| Markdown started as a shorthand for HTML. Now it's the default format for
documentation, note-taking, knowledge bases, and AI context. What's interesting is how it keeps absorbing new capabilities without changing
the format itself: - Mermaid: diagrams from fenced code blocks
- KaTeX/MathJax: math rendering from `$...$` syntax
- Frontmatter: structured metadata via YAML blocks
- MDX: React components embedded in markdown
- Obsidian/Logseq: backlinks, canvas views, graph visualization — all from plain .md files The pattern seems to be: the .md file stays human-readable plain text, but
renderers get increasingly powerful. Same file, richer output. This makes me wonder where this goes: 1. Does markdown keep evolving through renderer conventions until it becomes
a de facto interactive document format? (The "HTML path" — HTML barely
changed, but CSS/JS/browsers made it capable of anything.) 2. Does a new format emerge that can natively express interactivity,
collapsible sections, embedded computations?

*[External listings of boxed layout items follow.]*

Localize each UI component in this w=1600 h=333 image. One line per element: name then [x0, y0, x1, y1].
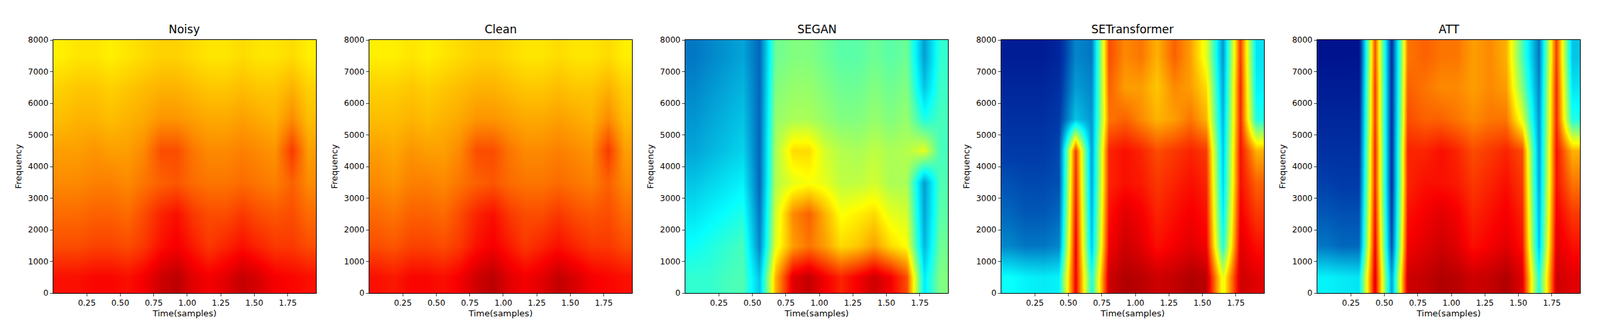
svg-text:3000: 3000 — [28, 194, 49, 204]
svg-text:1.00: 1.00 — [178, 298, 197, 308]
svg-text:0.75: 0.75 — [1092, 298, 1111, 308]
svg-text:Frequency: Frequency — [13, 144, 24, 189]
svg-text:3000: 3000 — [660, 194, 681, 204]
svg-text:3000: 3000 — [344, 194, 365, 204]
svg-text:SEGAN: SEGAN — [797, 22, 837, 36]
svg-text:1.50: 1.50 — [245, 298, 264, 308]
svg-text:Time(samples): Time(samples) — [784, 308, 849, 319]
svg-text:1.75: 1.75 — [594, 298, 613, 308]
svg-text:0.50: 0.50 — [1059, 298, 1078, 308]
svg-text:1.50: 1.50 — [561, 298, 580, 308]
svg-text:7000: 7000 — [344, 67, 365, 77]
svg-text:8000: 8000 — [976, 35, 997, 45]
svg-text:0.50: 0.50 — [1375, 298, 1394, 308]
svg-text:8000: 8000 — [28, 35, 49, 45]
svg-text:1000: 1000 — [344, 257, 365, 267]
svg-text:8000: 8000 — [660, 35, 681, 45]
svg-text:1.50: 1.50 — [877, 298, 896, 308]
svg-text:Frequency: Frequency — [645, 144, 656, 189]
svg-text:0.25: 0.25 — [1342, 298, 1360, 308]
svg-text:6000: 6000 — [976, 98, 997, 108]
svg-text:4000: 4000 — [28, 162, 49, 172]
svg-text:5000: 5000 — [344, 130, 365, 140]
svg-text:7000: 7000 — [28, 67, 49, 77]
svg-text:7000: 7000 — [1292, 67, 1313, 77]
svg-text:4000: 4000 — [660, 162, 681, 172]
svg-text:2000: 2000 — [28, 225, 49, 235]
svg-text:1.25: 1.25 — [1476, 298, 1494, 308]
svg-text:Frequency: Frequency — [1277, 144, 1288, 189]
svg-text:1.00: 1.00 — [1442, 298, 1461, 308]
svg-text:1000: 1000 — [1292, 257, 1313, 267]
svg-text:0.25: 0.25 — [1026, 298, 1044, 308]
svg-text:7000: 7000 — [976, 67, 997, 77]
svg-text:1.25: 1.25 — [528, 298, 546, 308]
svg-text:Time(samples): Time(samples) — [468, 308, 533, 319]
svg-text:0.50: 0.50 — [743, 298, 762, 308]
svg-text:8000: 8000 — [1292, 35, 1313, 45]
svg-text:1000: 1000 — [976, 257, 997, 267]
svg-text:0: 0 — [359, 288, 365, 298]
svg-text:5000: 5000 — [976, 130, 997, 140]
svg-text:2000: 2000 — [1292, 225, 1313, 235]
svg-text:1.25: 1.25 — [844, 298, 862, 308]
svg-text:8000: 8000 — [344, 35, 365, 45]
svg-text:4000: 4000 — [976, 162, 997, 172]
svg-text:1.00: 1.00 — [810, 298, 829, 308]
svg-text:1.00: 1.00 — [1126, 298, 1145, 308]
svg-text:1.25: 1.25 — [1160, 298, 1178, 308]
svg-text:1.75: 1.75 — [1542, 298, 1561, 308]
svg-text:1000: 1000 — [660, 257, 681, 267]
svg-text:0: 0 — [1307, 288, 1313, 298]
svg-text:Frequency: Frequency — [329, 144, 340, 189]
svg-text:1.75: 1.75 — [278, 298, 297, 308]
svg-text:0: 0 — [43, 288, 49, 298]
svg-text:1.75: 1.75 — [910, 298, 929, 308]
svg-text:4000: 4000 — [344, 162, 365, 172]
svg-text:0: 0 — [991, 288, 997, 298]
svg-text:Frequency: Frequency — [961, 144, 972, 189]
svg-text:5000: 5000 — [28, 130, 49, 140]
svg-text:6000: 6000 — [344, 98, 365, 108]
svg-text:1.75: 1.75 — [1226, 298, 1245, 308]
svg-text:0.75: 0.75 — [460, 298, 479, 308]
svg-text:SETransformer: SETransformer — [1091, 22, 1174, 36]
svg-text:1.50: 1.50 — [1509, 298, 1528, 308]
svg-text:1.25: 1.25 — [212, 298, 230, 308]
svg-text:0: 0 — [675, 288, 681, 298]
svg-text:1000: 1000 — [28, 257, 49, 267]
svg-text:5000: 5000 — [660, 130, 681, 140]
svg-text:0.25: 0.25 — [710, 298, 728, 308]
svg-text:1.50: 1.50 — [1193, 298, 1212, 308]
svg-text:2000: 2000 — [344, 225, 365, 235]
svg-text:0.25: 0.25 — [78, 298, 96, 308]
svg-text:Time(samples): Time(samples) — [152, 308, 217, 319]
svg-text:0.50: 0.50 — [111, 298, 130, 308]
svg-text:3000: 3000 — [976, 194, 997, 204]
svg-text:Time(samples): Time(samples) — [1416, 308, 1481, 319]
svg-text:6000: 6000 — [660, 98, 681, 108]
svg-text:0.75: 0.75 — [144, 298, 163, 308]
svg-text:ATT: ATT — [1438, 22, 1460, 36]
svg-text:0.75: 0.75 — [776, 298, 795, 308]
svg-text:3000: 3000 — [1292, 194, 1313, 204]
svg-text:1.00: 1.00 — [494, 298, 513, 308]
svg-text:0.25: 0.25 — [394, 298, 412, 308]
svg-text:4000: 4000 — [1292, 162, 1313, 172]
svg-text:6000: 6000 — [28, 98, 49, 108]
svg-text:2000: 2000 — [976, 225, 997, 235]
svg-text:Clean: Clean — [484, 22, 517, 36]
svg-text:0.50: 0.50 — [427, 298, 446, 308]
svg-text:2000: 2000 — [660, 225, 681, 235]
svg-text:0.75: 0.75 — [1408, 298, 1427, 308]
svg-text:5000: 5000 — [1292, 130, 1313, 140]
svg-text:6000: 6000 — [1292, 98, 1313, 108]
svg-text:7000: 7000 — [660, 67, 681, 77]
svg-text:Noisy: Noisy — [168, 22, 200, 36]
svg-text:Time(samples): Time(samples) — [1100, 308, 1165, 319]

Something between markdown
and Jupyter notebooks? 3. Or does the answer involve a protocol/middleware layer — where .md files
are the source, but some intermediate system (like a language server for
documents) adds structure, validation, and interactivity on top? I'm especially curious because of the AI angle. Plain .md files are
the most AI-friendly knowledge format — any LLM can read, write, and search
them with zero setup. A more complex format might gain expressiveness but
lose this property. What's your take? Is .md "good enough forever" with better renderers, or are
we heading toward something new? |
It’s one thing for an app to create scope creep for markdown that those users can leverage. It’s another thing for the standard to create the scope creep, which is then pushed onto all the apps that may use it.
At some point, markdown loses its human readability when too many features are added. So if it gets too complicated, someone will inevitably create a new more simple standard… or push something like “markdown classic”.
John Gruber, who created markdown, doesn’t even use it for all the stuff most others do today.